What would you say are the most important factors that led to the success of the Bay Area compared to the failures of Philadelphia?
If you dial back to the 50s and 60s, you have places like Northern and Southern California that are booming. It’s got great weather, huge infrastructure investments that the state is making. For firms that no longer need to be located near a natural resource, high tech can go anywhere.
Places that have really been successful have tapped into a core competency, not just said, “let’s build a research park and they will come.”
You posit in the book that Philadelphia, unsuccessfully tried to model what was being done in the Valley. Could you explain?
The strong cultural association between high tech and suburban settings is something that comes out of the 50s. High tech pioneers were located in research parks. The Valley is most vivid example of that. [In other cities], economic development officials take a look at what’s been succesful and try to mimic what others have done. There’s not going to be another Silicon Valley; it has a unique tech ecosystem. Penn tried to mirror Silicon Valley.
Can you point to specific political issues that affected Philadelphia’s failure to become a tech hub?
The strategy of high-tech development was a means to an end of fixing larger economic problems. That’s how Philadelphia went about it; ‘we’re going to build this not just as a economic development strategy, but as a strategy to somehow stop the racial and economic change in West Philadelphia.’ But around the world, when high-tech is used as a tool to solve other urban problems, it generally doesn’t work. You have to pure about it. Let’s get smart people together and give them tools to do really cool stuff, make it easy for them to innovate.
And tying that back to the history of the city?
What happens is that Penn and the City of Philadelphia together use federal urban renewal as a tool to bulldoze a big piece of West Philadelphia and build the University City Science Center. In the Valley, [where there is more space] you didn’t have to worry about getting rid of buildings, or getting rid of people.

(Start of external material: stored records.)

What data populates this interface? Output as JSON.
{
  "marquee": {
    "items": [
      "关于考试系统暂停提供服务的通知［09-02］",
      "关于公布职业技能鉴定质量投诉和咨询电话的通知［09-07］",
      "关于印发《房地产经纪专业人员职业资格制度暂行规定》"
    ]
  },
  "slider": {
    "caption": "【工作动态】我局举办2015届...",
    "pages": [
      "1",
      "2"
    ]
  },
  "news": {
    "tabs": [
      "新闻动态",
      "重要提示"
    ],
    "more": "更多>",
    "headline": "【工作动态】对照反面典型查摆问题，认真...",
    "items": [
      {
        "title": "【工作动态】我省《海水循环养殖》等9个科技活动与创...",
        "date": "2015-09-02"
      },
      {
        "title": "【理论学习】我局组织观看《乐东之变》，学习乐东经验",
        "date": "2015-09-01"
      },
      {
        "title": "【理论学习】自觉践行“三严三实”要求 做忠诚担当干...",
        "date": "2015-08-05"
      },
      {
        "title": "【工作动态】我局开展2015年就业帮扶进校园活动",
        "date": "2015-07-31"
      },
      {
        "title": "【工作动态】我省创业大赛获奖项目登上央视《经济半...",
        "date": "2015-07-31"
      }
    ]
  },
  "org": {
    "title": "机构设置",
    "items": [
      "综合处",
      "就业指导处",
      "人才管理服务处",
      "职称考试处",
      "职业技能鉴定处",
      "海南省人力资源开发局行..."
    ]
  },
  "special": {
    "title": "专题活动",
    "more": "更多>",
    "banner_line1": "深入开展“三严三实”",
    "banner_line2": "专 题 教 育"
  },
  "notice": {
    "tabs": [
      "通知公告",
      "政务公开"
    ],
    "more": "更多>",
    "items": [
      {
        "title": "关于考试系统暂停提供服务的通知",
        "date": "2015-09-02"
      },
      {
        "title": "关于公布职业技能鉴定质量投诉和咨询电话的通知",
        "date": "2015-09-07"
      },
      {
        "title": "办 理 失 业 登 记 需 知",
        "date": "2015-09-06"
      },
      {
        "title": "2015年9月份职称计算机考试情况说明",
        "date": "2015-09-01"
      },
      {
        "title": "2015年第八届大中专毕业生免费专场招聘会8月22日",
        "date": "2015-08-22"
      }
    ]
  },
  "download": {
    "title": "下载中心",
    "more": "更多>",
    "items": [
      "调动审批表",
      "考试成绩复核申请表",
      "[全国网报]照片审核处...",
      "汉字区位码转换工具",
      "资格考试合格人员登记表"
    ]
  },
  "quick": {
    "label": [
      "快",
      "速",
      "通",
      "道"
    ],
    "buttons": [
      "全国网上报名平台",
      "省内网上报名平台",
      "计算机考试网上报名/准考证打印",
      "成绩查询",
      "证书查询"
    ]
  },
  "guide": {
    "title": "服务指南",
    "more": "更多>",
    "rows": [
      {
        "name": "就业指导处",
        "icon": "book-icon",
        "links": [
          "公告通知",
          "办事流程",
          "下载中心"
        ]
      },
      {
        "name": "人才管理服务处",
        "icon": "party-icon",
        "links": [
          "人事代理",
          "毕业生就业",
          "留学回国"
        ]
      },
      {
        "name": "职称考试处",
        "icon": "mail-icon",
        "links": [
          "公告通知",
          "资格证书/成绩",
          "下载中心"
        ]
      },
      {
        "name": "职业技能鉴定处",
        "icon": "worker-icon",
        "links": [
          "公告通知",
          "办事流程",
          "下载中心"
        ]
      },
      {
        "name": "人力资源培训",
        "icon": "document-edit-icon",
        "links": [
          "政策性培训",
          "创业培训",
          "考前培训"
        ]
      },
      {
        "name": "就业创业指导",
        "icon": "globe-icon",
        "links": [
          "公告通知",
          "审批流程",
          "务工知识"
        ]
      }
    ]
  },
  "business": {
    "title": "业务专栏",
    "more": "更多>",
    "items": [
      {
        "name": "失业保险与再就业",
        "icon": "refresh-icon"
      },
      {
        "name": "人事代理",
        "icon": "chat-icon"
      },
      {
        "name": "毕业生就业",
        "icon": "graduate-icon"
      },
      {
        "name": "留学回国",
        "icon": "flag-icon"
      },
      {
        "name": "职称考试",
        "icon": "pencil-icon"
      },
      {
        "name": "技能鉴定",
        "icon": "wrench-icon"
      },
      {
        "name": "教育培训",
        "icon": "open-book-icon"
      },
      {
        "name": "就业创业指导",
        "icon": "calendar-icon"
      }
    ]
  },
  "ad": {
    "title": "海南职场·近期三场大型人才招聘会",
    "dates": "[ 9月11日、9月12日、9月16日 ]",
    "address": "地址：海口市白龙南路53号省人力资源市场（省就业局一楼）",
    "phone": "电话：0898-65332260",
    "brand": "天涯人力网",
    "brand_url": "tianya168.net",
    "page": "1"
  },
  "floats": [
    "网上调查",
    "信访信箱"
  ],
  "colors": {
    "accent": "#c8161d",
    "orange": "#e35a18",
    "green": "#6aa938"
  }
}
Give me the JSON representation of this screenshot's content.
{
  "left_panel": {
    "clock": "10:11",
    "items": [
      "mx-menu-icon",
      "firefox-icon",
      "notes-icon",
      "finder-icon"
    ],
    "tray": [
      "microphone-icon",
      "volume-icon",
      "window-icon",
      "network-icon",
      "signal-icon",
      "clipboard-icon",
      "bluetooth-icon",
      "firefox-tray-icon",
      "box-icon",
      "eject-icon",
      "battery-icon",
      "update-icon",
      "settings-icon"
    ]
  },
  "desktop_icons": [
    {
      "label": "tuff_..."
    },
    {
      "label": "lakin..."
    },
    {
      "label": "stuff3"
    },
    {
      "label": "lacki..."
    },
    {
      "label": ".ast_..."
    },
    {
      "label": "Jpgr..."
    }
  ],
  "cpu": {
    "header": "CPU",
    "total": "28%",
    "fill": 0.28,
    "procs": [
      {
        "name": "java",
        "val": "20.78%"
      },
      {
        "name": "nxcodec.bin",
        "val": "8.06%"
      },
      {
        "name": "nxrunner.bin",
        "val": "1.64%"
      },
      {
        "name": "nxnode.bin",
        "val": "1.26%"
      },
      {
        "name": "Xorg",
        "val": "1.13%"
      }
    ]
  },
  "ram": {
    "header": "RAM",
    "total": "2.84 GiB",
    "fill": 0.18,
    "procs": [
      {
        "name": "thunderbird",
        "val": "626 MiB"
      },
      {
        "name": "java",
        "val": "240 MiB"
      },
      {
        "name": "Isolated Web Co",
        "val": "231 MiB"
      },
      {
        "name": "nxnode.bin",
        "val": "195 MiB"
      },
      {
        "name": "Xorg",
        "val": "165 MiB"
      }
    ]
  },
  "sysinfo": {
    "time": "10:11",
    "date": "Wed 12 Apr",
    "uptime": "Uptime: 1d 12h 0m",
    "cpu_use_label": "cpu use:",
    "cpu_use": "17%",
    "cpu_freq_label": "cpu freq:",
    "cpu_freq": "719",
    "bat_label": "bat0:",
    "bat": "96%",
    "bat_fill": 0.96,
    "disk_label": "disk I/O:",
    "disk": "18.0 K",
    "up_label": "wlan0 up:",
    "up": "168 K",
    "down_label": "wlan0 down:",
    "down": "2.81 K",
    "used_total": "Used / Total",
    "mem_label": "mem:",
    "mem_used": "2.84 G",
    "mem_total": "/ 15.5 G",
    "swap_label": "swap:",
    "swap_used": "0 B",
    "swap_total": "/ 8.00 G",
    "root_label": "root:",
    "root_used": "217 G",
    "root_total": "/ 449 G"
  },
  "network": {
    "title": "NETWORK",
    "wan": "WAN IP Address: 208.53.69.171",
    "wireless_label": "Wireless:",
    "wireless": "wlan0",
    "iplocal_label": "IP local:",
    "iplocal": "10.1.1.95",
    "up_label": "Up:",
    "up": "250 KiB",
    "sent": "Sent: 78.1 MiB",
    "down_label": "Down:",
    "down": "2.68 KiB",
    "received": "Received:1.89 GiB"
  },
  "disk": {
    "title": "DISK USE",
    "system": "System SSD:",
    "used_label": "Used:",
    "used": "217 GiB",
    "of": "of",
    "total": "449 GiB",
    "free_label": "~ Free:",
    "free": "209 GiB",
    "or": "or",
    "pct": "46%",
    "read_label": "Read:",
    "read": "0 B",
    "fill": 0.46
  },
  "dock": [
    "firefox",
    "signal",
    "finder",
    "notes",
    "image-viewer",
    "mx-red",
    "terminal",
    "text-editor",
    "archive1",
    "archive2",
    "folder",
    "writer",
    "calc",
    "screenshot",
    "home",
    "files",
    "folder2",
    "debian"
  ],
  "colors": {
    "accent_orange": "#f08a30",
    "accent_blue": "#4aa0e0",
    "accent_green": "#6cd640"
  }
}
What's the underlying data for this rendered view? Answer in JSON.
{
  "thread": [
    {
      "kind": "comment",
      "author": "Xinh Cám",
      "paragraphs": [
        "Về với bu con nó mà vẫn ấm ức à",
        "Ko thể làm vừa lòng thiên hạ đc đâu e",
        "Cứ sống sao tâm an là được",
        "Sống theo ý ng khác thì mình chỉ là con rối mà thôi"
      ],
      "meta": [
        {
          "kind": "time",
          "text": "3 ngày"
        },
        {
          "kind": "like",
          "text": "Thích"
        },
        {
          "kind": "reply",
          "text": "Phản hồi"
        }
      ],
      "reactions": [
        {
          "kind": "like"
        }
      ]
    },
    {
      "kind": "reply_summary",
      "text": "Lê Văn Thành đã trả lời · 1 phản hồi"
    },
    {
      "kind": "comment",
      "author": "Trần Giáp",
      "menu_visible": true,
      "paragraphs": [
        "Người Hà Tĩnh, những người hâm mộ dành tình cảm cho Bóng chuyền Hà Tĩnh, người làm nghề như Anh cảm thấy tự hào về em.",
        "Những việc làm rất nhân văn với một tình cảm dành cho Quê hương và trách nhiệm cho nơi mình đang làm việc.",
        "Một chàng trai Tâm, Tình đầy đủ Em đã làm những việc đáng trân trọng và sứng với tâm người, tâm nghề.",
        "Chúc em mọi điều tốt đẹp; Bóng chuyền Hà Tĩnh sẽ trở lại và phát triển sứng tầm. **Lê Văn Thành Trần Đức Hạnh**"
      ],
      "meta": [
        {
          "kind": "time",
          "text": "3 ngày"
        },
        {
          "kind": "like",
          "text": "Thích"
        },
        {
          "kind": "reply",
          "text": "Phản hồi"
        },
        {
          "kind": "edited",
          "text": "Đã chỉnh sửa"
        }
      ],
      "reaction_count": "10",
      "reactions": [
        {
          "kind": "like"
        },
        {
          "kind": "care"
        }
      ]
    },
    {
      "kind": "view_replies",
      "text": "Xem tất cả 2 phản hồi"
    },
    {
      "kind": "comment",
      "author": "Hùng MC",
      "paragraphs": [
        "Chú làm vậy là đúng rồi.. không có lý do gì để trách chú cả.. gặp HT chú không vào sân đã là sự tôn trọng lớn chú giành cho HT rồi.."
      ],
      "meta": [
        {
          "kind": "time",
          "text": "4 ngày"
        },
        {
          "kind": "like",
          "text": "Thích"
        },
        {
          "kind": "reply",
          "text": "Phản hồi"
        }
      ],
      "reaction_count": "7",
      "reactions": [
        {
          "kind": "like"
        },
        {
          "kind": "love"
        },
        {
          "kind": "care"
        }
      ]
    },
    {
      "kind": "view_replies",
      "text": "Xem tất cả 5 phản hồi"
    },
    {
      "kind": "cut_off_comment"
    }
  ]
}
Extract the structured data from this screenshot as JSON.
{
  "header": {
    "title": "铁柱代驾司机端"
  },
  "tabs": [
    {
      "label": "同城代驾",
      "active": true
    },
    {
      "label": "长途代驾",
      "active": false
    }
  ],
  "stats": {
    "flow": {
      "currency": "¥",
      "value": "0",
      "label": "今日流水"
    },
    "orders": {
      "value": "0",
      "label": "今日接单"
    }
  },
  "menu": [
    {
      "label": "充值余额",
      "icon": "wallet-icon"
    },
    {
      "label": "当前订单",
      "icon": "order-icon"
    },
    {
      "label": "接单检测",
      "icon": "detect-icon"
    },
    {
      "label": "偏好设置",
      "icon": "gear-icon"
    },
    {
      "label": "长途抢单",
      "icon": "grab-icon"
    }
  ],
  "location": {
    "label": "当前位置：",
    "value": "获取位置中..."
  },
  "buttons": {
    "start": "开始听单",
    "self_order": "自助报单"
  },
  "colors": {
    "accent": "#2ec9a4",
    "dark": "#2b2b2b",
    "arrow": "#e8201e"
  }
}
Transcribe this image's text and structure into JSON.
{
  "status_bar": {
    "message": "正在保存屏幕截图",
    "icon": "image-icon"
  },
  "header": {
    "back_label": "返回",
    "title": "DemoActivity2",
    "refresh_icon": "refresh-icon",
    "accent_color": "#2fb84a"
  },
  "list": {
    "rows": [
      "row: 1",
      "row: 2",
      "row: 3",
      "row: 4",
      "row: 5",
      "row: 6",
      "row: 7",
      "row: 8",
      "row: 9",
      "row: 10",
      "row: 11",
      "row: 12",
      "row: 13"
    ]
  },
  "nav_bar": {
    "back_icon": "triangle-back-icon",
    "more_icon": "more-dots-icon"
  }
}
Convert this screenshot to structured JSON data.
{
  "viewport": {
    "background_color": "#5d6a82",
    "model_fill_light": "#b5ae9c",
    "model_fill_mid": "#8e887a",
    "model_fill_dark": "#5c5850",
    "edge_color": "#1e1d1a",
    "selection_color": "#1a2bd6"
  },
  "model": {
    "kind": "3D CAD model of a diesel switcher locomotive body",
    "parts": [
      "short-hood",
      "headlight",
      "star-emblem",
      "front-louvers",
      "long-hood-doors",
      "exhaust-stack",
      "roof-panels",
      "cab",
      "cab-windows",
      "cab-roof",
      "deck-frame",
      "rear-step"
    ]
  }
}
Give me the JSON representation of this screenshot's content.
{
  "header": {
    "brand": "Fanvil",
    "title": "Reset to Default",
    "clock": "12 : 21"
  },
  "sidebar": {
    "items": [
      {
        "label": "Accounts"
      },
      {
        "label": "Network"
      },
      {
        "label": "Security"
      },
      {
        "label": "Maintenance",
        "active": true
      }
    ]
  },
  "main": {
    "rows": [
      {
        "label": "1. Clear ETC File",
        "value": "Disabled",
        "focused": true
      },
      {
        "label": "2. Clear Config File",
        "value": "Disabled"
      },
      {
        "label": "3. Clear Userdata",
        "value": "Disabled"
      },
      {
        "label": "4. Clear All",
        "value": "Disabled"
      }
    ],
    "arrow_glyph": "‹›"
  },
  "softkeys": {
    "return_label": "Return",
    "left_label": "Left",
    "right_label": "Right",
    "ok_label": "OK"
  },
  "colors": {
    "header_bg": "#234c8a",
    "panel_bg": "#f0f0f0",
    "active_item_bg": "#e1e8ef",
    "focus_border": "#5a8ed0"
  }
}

From these historical lessons, what could Philadelphia do now to improve its technology economy?
Leaders in Philadelphia have been talking about it for 15 years: how you capture the brain drain. I see three things: education, entrepreneurship and environment. One, education. Put higher ed institutions front and center and give them tools to be partner with government, industry, players in economic development game. Two, entrepreneurship. get smart people the room to do cool stuff, throw money at the problem and then get out of the way. The Cold War defense economy channeled tons of government money into scientific R&D and didn’t micromanage what happened. Scientists got grants, universities got money, and that creates a foundation for the American tech economy. Three, environment. Is the city livable? Is it a regional environment that people who can live anywhere choose to live? Does it have cool coffeeshops, affordable living, amenitiies that this knowledge workfoce wants and needs? Philadelphia has got some certain core competencies, health and medicine being one of them. Another advantage is urbanity, something that was such a disadvantage two generations ago.
Have you noticed anything recently that shows that Philadelphia is on the right path?
One of the interesting things about Philadelphia, then and now, there’s a core group of thinkers who see Philadelphia as a vital urban place. One thing that was notable about University City initiative, it was trying to revision this new economy — a community of educated people — strongly assocated with this super suburban Silicon Valley model. They were trying to market University City as this cool urban neighborhood, celebrating the vitality and diversity of the city, like Jane Jacobs. Now, when you look at West Philadelphia, it’s an idea whose time has come.